В начале июля состоялся пленум Кавказского бюро ЦК РКП(б), и Сталин принял в нем самое активное участие. В своем докладе он говорил не только о тех заметных успехах, с которыми Закавказье вступило в новую жизнь, но и о том, что неприятно поразило его:

«...по приезде в Тифлис, — с грустью говорил он, — я был поражен отсутствием былой солидарности между рабочими разных национальностей Закавказья. Среди рабочих и крестьян развился национализм, усилилось чувство недоверия к своим и национальным товарищам: антиармянского, антитатарского, антигрузинского, антирусского и всякого другого национализма хоть отбавляй... Очевидно, три года существования националистических правительств в Грузии (меньшевики), в Азербайджане (мусаватисты), в Армении (дашнаки) не прошли даром...»

7 июля начался пленум ЦК КП(б) Грузии. Он проходил за закрытыми дверями, и в дни его работы Сталин согласился выступить на митинге железнодорожных рабочих, о чем потом долго сожалел.

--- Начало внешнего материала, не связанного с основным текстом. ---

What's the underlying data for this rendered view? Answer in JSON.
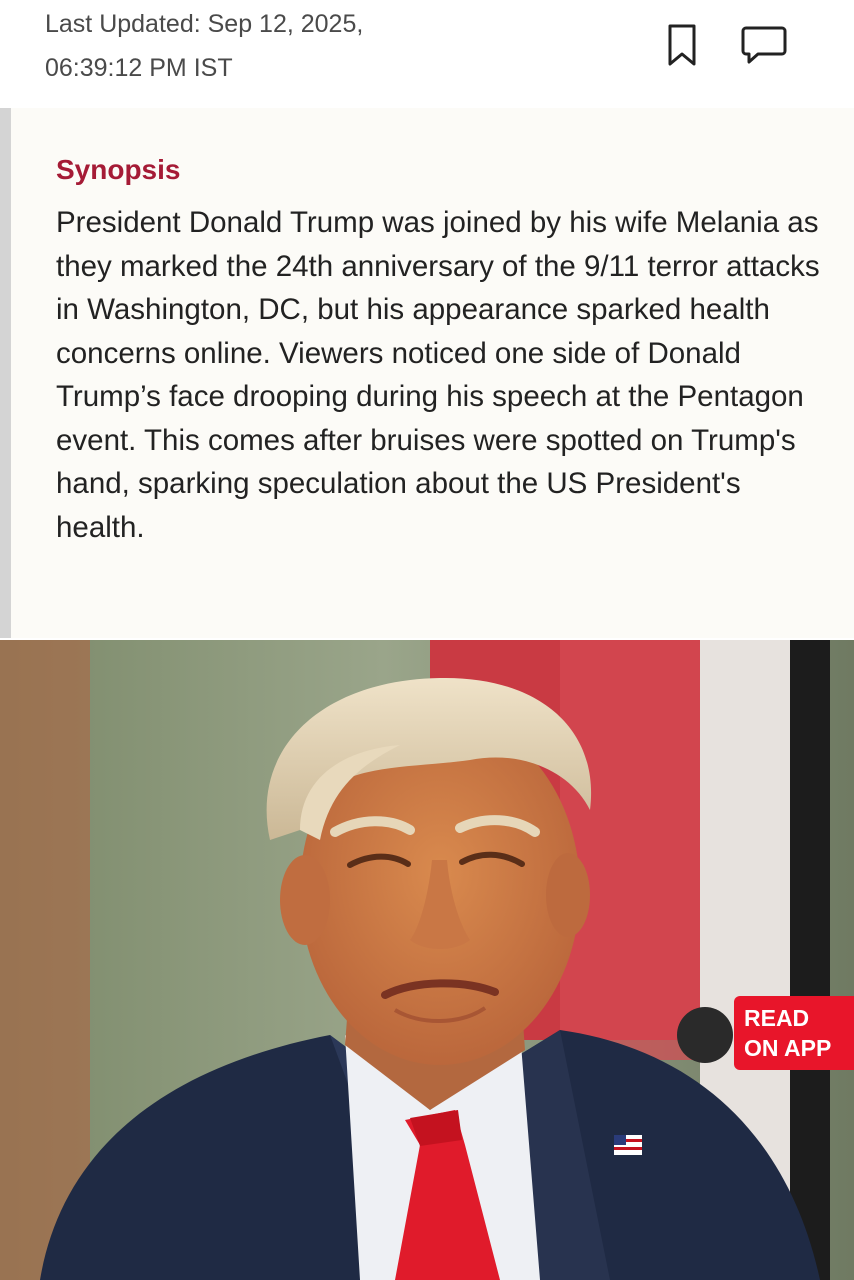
{
  "header": {
    "last_updated_line1": "Last Updated: Sep 12, 2025,",
    "last_updated_line2": "06:39:12 PM IST",
    "icons": [
      "bookmark-icon",
      "comment-icon"
    ]
  },
  "synopsis": {
    "title": "Synopsis",
    "text": "President Donald Trump was joined by his wife Melania as they marked the 24th anniversary of the 9/11 terror attacks in Washington, DC, but his appearance sparked health concerns online. Viewers noticed one side of Donald Trump’s face drooping during his speech at the Pentagon event. This comes after bruises were spotted on Trump's hand, sparking speculation about the US President's health."
  },
  "read_on_app": {
    "line1": "READ",
    "line2": "ON APP"
  },
  "colors": {
    "synopsis_title": "#a51b36",
    "synopsis_background": "#fcfbf7",
    "read_on_app_badge": "#e8152a"
  }
}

И все основания у него для этого были. Несмотря на громкие декларации о праве наций на самоопределение, большевики не горели желанием иметь на своих южных границах самостоятельные да еще к тому же буржуазные республики, ни тем более отдавать их западным странам, которые, словно хищные птицы, кружились над этим регионом мира. Да и кемалистская Турция тоже была не прочь отведать от пышного закавказского пирога с его бокситами и нефтью.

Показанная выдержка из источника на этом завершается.